La main des sourds

Les personnes sourdes obtiennent des services de santé dans leur langue

Lyse Noiseux explique, à l'aide d'un traducteur, comment l'arrivée d'intervenants formés en LSQ améliorera la vie des personnes sourdes en situation de crise.

Le Centre de santé et de services sociaux (CSSS) de Laval offre désormais les services de travailleurs sociaux et d‘éducateurs spécialisés qui parlent la langue des signes québécoise (LSQ), une avancée majeure pour les quelque 9000 Lavallois vivants avec une surdité.

Pendant 10 ans, Lyne Noiseux en a vu de toutes les couleurs. L’adjointe administrative de l’Association des personnes vivant avec une surdité de Laval (APVSL) a souvent dû se transformer en psychologue pour la communauté sourde.

Peine d’amour, violence conjugale, alcoolisme, idées suicidaires… les cas lourds défilent à son bureau à un rythme essoufflant.
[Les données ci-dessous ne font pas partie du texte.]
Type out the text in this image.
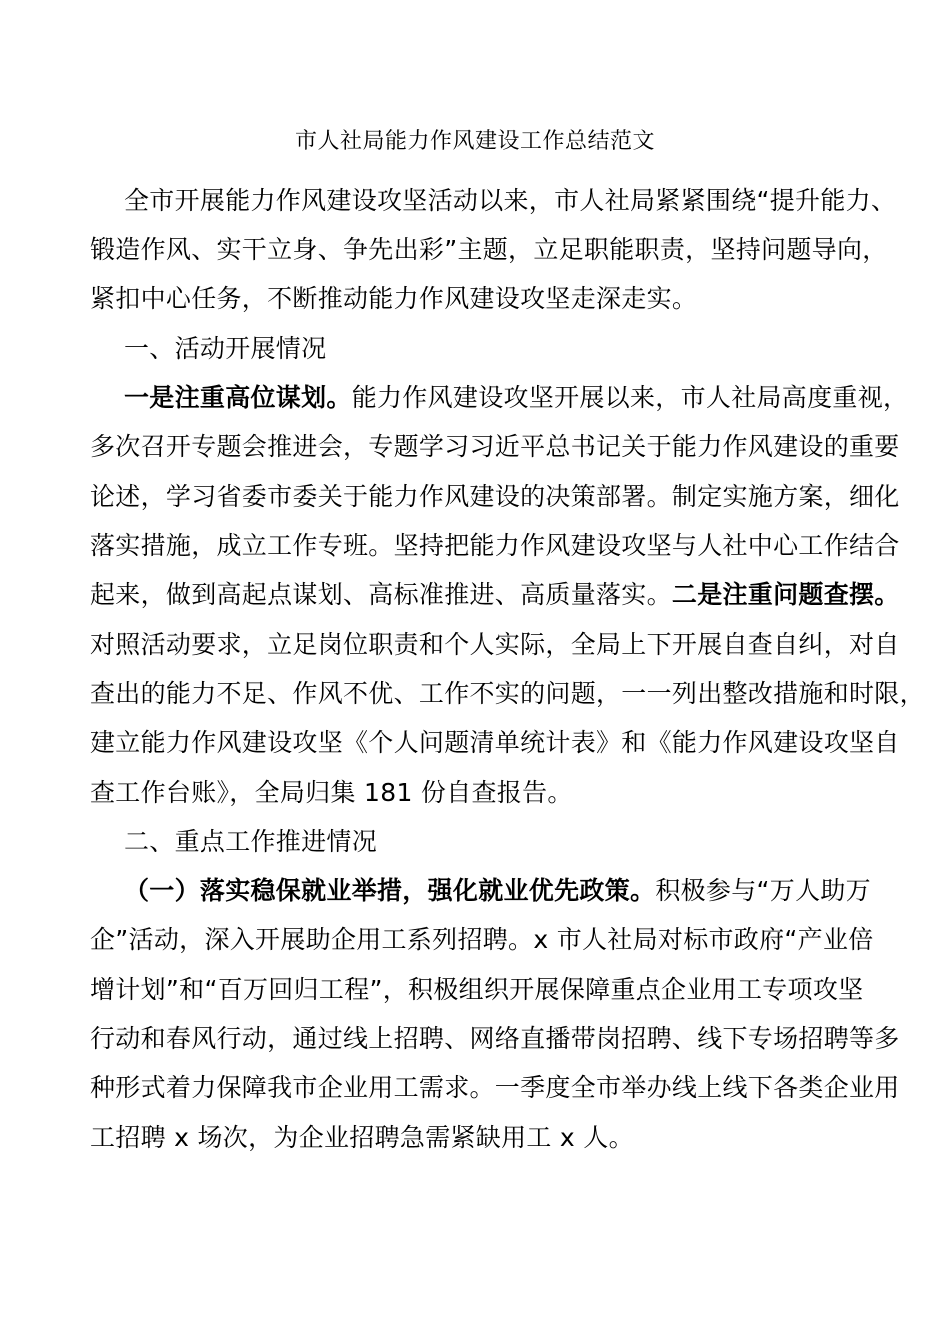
市人社局能力作风建设工作总结范文
全市开展能力作风建设攻坚活动以来，市人社局紧紧围绕“提升能力、
锻造作风、实干立身、争先出彩”主题，立足职能职责，坚持问题导向，
紧扣中心任务，不断推动能力作风建设攻坚走深走实。
一、活动开展情况
一是注重高位谋划。能力作风建设攻坚开展以来，市人社局高度重视，
多次召开专题会推进会，专题学习习近平总书记关于能力作风建设的重要
论述，学习省委市委关于能力作风建设的决策部署。制定实施方案，细化
落实措施，成立工作专班。坚持把能力作风建设攻坚与人社中心工作结合
起来，做到高起点谋划、高标准推进、高质量落实。二是注重问题查摆。
对照活动要求，立足岗位职责和个人实际，全局上下开展自查自纠，对自
查出的能力不足、作风不优、工作不实的问题，一一列出整改措施和时限，
建立能力作风建设攻坚《个人问题清单统计表》和《能力作风建设攻坚自
查工作台账》，全局归集 181 份自查报告。
二、重点工作推进情况
（一）落实稳保就业举措，强化就业优先政策。积极参与“万人助万
企”活动，深入开展助企用工系列招聘。x 市人社局对标市政府“产业倍
增计划”和“百万回归工程”，积极组织开展保障重点企业用工专项攻坚
行动和春风行动，通过线上招聘、网络直播带岗招聘、线下专场招聘等多
种形式着力保障我市企业用工需求。一季度全市举办线上线下各类企业用
工招聘 x 场次，为企业招聘急需紧缺用工 x 人。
«J’ai déjà reçu dans mon bureau une femme en crise qui voulait se faire avorter, indique celle qui vit elle-même avec une surdité. Je n’avais rien contre le fait de l’aider, mais je sortais de mon rôle. Je n’avais aucune formation pour ça.»

Jusqu’à tout récemment, les personnes sourdes qui vivaient ce genre de problème devaient avoir recours à un interprète pour rencontrer un travailleur social au CLSC, ce qui en rebutait plus d’un.

«Les gens aiment moins ça parce que ce n’est pas fluide, indique Mme Noiseux. Il y a aussi l’aspect culturel qui entre en ligne de compte. Un Africain qui arrive au pays va nécessairement rechercher des gens de sa culture. C’est la même chose pour nous.»

Culture sourde

Pour les personnes vivant avec une surdité, il est important d’être en contact avec des gens qui comprennent leur «culture» surtout lors d’une crise, souligne Martine Patry, directrice des services professionnels et de réadaptation à l’Institut Raymond-Dewar (IRD) de Montréal.

Ce sont des professionnels de ce centre de réadaptation spécialisé en surdité et en communication qui viendront travailler à Laval, à la suite d’une entente entre l’IRD et le CSSS.

«C’est même plus qu’une question de culture, indique Mme Patry. C’est une question de respect de la personne. La clientèle sourde vit beaucoup d’échecs de communication. C’est lourd à porter. Lorsque les gens en rencontrent d’autres qui connaissent leur langue et leur culture, c’est un soulagement.»

Porte d’entrée

L’ajout d’intervenants qui s’expriment en LSQ offrira une porte d’entrée dans le réseau de la santé pour la clientèle vivant avec une déficience auditive.

Une fois que la personne aura été prise en charge, elle sera dirigée vers les ressources appropriées au besoin. Un traducteur pourrait être nécessaire à ce moment, par contre.

«Ça permettra de faire connaître les services offerts à la population, note Martine Patry. Notre personnel a une connaissance du réseau de la santé et de son fonctionnement. C’est parfois difficile de s’y retrouver pour une personne normale, alors imaginez ce que c’est pour une personne sourde.»

Les services d’intervention de première ligne en LSQ sont disponibles dès maintenant, les lundis, mercredis et vendredis, au CLSC Le Marigot.